E poi l’illuminazione. Simeone ha “visto” Gesù. E Gesù era la luce, come lo descrive Giovanni. Tra l’altro oggi la Chiesa benedice le candele che danno luce, candele che sono simbolo della luce che è proprio il Cristo: “Io sono la luce del mondo: chi segue me non camminerà nelle tenebre ma avrà la luce della vita” dice il vangelo di Giovanni. E quell’altro canto di Taizè ripete questo fatto “la ténèbre n’est point ténèbre devant toi: la nuit comme le jour est lumière” - il buio non è più buio davanti a te, la notte come il giorno risplende”. Ma cosa illumina Gesù? È superfluo ricordarci che noi siamo perennemente nel buio, perennemente a cercare di chiarirci qualche fatto, a cercare la risposta a qualche domanda importante. L’incontro con Gesù ci porta a vedere nuovi orizzonti, una vita di semplicità, di amore, di rapporti fraterni e disinteressati. Simeone dice: “Egli è qui per la rovina e la risurrezione di molti in Israele, segno di contraddizione perché siano svelati i pensieri di molti cuori.”. Mettersi davanti a Gesù ci costringe a vedere la verità: sono come mi aveva sognato Dio quando mi ha creato? Oppure io quel disegno originario l’ho scarabocchiato qui e là e non si riesce più a vedere come era in origine? Al momento del giudizio non ci saranno più dubbi, sarà tutto chiaro, e vedremo se abbiamo seguito il disegno originario o se lo abbiamo paciugato.
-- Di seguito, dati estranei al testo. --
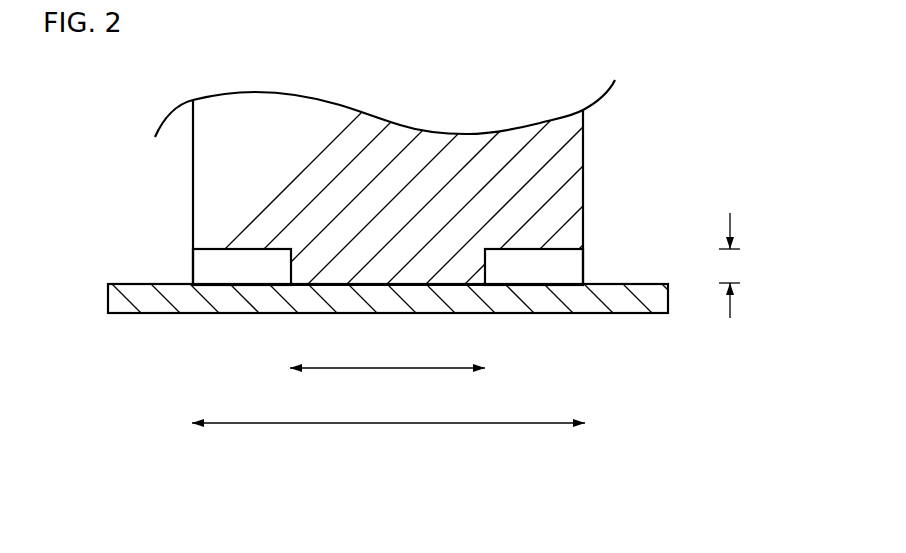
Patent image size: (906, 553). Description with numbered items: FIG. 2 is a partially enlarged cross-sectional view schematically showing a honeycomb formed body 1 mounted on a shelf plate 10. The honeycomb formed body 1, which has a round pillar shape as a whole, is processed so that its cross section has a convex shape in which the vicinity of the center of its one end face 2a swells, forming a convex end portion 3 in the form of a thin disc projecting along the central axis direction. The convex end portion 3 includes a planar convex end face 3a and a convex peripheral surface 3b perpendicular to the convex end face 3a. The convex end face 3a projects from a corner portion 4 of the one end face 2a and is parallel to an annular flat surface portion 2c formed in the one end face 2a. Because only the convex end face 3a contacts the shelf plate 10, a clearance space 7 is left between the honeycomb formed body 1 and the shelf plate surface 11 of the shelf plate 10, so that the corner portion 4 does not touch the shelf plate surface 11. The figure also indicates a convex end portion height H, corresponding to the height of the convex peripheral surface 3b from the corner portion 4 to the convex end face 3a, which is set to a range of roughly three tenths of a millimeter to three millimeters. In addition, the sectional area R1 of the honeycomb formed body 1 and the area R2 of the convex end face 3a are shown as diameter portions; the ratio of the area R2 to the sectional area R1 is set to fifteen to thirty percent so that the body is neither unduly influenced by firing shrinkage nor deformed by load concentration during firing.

The honeycomb formed body 1 is at (371, 270).
The convex end portion 3 is at (371, 285).
The convex end face 3a is at (388, 319).
The one end face 2a is at (392, 283).
The convex peripheral surface 3b is at (290, 268).
The annular flat surface portion 2c is at (513, 250).
The corner portion 4 is at (583, 248).
The clearance space 7 is at (196, 271).
The shelf plate 10 is at (396, 293).
The shelf plate surface 11 is at (118, 283).
The convex end portion height H is at (738, 263).
The sectional area R1 is at (400, 424).
The area R2 is at (375, 369).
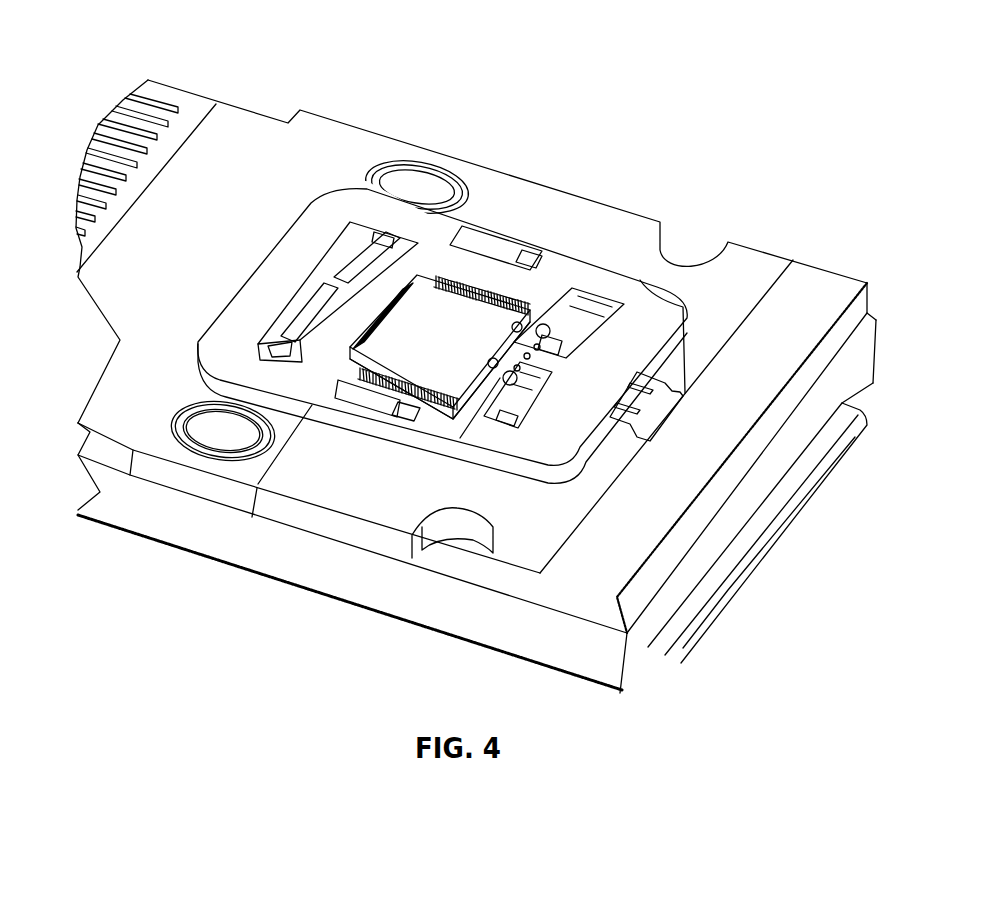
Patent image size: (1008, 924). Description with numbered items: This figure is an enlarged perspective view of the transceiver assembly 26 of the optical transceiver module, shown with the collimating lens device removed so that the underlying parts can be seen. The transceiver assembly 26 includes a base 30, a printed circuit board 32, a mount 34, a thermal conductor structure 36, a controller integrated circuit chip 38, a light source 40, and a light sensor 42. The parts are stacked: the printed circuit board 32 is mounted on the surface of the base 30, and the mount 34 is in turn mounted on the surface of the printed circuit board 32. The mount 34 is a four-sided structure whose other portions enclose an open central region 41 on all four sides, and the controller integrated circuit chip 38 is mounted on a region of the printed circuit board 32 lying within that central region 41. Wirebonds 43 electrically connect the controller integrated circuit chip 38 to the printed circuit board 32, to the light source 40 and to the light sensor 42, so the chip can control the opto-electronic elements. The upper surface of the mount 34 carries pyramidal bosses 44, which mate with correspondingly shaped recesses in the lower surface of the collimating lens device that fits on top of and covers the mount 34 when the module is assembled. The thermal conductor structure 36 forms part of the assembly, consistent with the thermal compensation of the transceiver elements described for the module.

Infine un ultima considerazione: Simeone desidera vedere il Cristo, lo riconosce, è pieno di gioia e capisce, si illumina, e diventa lui stesso luce. Lo diventa anche per Maria e Giuseppe: “Il padre e la madre di Gesù si stupivano delle cose che si dicevano di lui”. Maria e Giuseppe, grazie a Simeone e ad Anna, cominciano a capire qualcosa di più su quel figlio, cominciano a intravedere la sua divinità.
Guardate a Lui e sarete raggianti”, dice il Salmo 34. E questo si riflette ancora direttamente su di noi: diventare raggianti per i nostri fratelli, comunicare il Vangelo per contagio. Non parlare di Cristo, ma, per quanto possibile, farlo “vedere”, con una vita di fede, di semplicità, di pazienza, di attenzione amorevole verso il nostro prossimo.

E vorrei quindi concludere riassumendo il messaggio di oggi: desiderare vedere il volto di Cristo, desiderarlo e cercarlo, cercarlo nel silenzio, come ci suggeriva Marco due settimane fa, ringraziare Dio per la luce che è in noi e in mezzo a noi, per la Luce che è il Cristo e per le piccole luci che ce lo indicano nelle piccole cose di ogni giorno, lasciarsi illuminare per vedere con chiarezza in noi e nelle cose del mondo, lasciarsi illuminare per essere raggianti e propagare questa luce, per contagio.

Su questa strada stasera chiedo allo Spirito che ci faccia camminare.